La pseudo artiste cherchait-elle avec ce geste le quart d'heure de célébrité décrit par Warhol ? Ça se discute, cela dit il est normal qu'elle s'indigne lorsqu'elle entend parler de viol ou encore de mutilation, elle qui a été abusée à l'âge 8 ans. Son geste relève plutôt d'une pulsion émotionnelle, d'un acte d'amour. On pourrait aussi parler d'un acte mystique puisqu'elle a apposé ce baiser après avoir dansé devant l'œuvre. Ce qui est fascinant, en plus de la pulsion de vie qui anime Rindy, c'est qu'elle ose faire un acte artistique sans sa dimension « spectaculaire », de manière spontanée, se moquant du rendu final puisque aucune caméra n'était présente pour filmer son geste, du moins elle n'en avait pas conscience. L'essentiel n'est pas ici le baiser, la trace de rouge à lèvre, mais le caractère immatériel du geste. La porosité entre la frontière de l'art et du non-art étant de plus en plus floue, chacun est libre d'interprétation. Personnellement, je trouve qu'il y a plus de charme à avancer dans l'interdit plutôt que de faire comme Robert Rauschenberg qui avait acheté un dessin de Willem de Kooning au père de l'expressionnisme abstrait afin de le gommer car celui-ci représentait à ses yeux le maître incontesté qu'il fallait dépasser.
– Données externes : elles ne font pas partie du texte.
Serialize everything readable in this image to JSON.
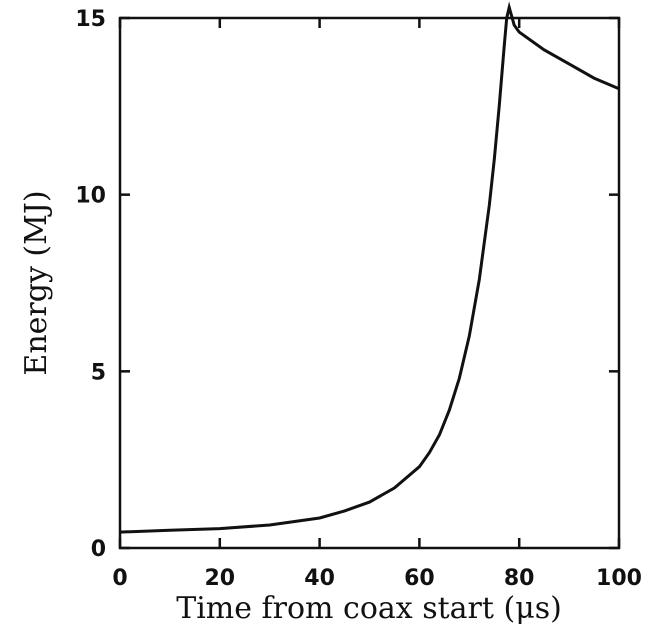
{
  "chart_data": {
    "type": "line",
    "title": "",
    "xlabel": "Time from coax start (μs)",
    "ylabel": "Energy (MJ)",
    "xlim": [
      0,
      100
    ],
    "ylim": [
      0,
      15
    ],
    "xticks": [
      0,
      20,
      40,
      60,
      80,
      100
    ],
    "xtick_labels": [
      "0",
      "20",
      "40",
      "60",
      "80",
      "100"
    ],
    "yticks": [
      0,
      5,
      10,
      15
    ],
    "ytick_labels": [
      "0",
      "5",
      "10",
      "15"
    ],
    "grid": false,
    "line_color": "#111111",
    "series": [
      {
        "x": [
          0,
          10,
          20,
          30,
          40,
          45,
          50,
          55,
          60,
          62,
          64,
          66,
          68,
          70,
          72,
          74,
          75,
          76,
          77,
          77.5,
          78,
          79,
          80,
          85,
          90,
          95,
          100
        ],
        "y": [
          0.45,
          0.5,
          0.55,
          0.65,
          0.85,
          1.05,
          1.3,
          1.7,
          2.3,
          2.7,
          3.2,
          3.9,
          4.8,
          6.0,
          7.6,
          9.7,
          11.0,
          12.5,
          14.2,
          15.0,
          15.3,
          14.8,
          14.6,
          14.1,
          13.7,
          13.3,
          13.0
        ]
      }
    ]
  }
}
Là où Rindy Sam est critiquable c'est qu'elle anéantit le dessein de Cy Twombly, dans le sens où elle accorde à son acte de la « légitimité », trouvant le tableau plus beau avec son baiser, mais le choix de l'artiste n'a pas à être remis en cause aussi violemment d'autant plus que la toile s'inscrivait dans un triptyque. Le rouge de cette sanglante blessure poursuivra cette toile ineffable devenue désormais ineffaçable.
 
On peut aussi « blâmer » Cy Twombly. Au-delà des enjeux financiers (il réclamait 2 millions d'euros), cet acte n'est-il pas l'aboutissement du travail d'un artiste ? Faire naître des émotions chez le spectateur, offrir ces œuvres à la dévotion du public, comme des icônes ? L'art contemporain a cela de regrettable, la distance entre le tableau et le spectateur et cette affaire aura révélé d'autant plus le fossé qui sépare l'art contemporain du grand public mais aussi l'étrange pouvoir de fascination qu'il représente aux yeux du plus grand nombre. Paradoxalement il est normal de s'offusquer, car en plus de la destruction d'une oeuvre magnifique, faisant vibrer l'espace avec la peinture mais aussi avec ce qu'elle contenait de métaphore, de ciel et d'écriture, elle ne sera plus jamais accessible alors qu'elle n'a été présentée que deux fois au public en trente ans.
 
Outre cet acte extrêmement choquant, je m'indigne personnellement contre quelque chose dont je pense être plus nuisible à l'art contemporain, les collections privées. C'est-à-dire les propriétaires qui s'arrogent le droit de privatiser ce qui normalement devrait « appartenir » à tous, un acte extraordinaire d'égoïsme et d'égocentrisme.
 
Au final Rindy Sam aura tout de même réussi a « engendré » de l'art, les réponses esthétiques ont été si fortes suite à ce scandale que la Collection Yvon Lambert à décidé d'organiser une exposition en réponse ayant pour titre « J'embrasse pas », du même nom que le film d'André Téchiné. L'artiste Douglas Gordon y participe notamment et a choisi pour cela de réaliser une vanité où son propre baiser, avec le même rouge utilisé pour détruire le tableau de Twombly, est apposé cette fois-ci sur un crâne humain, un autoportrait tragi-comique. L'histoire ne dit pas si à l'entrée de l'exposition il y a un pictogramme « Interdiction de baiser les toiles. »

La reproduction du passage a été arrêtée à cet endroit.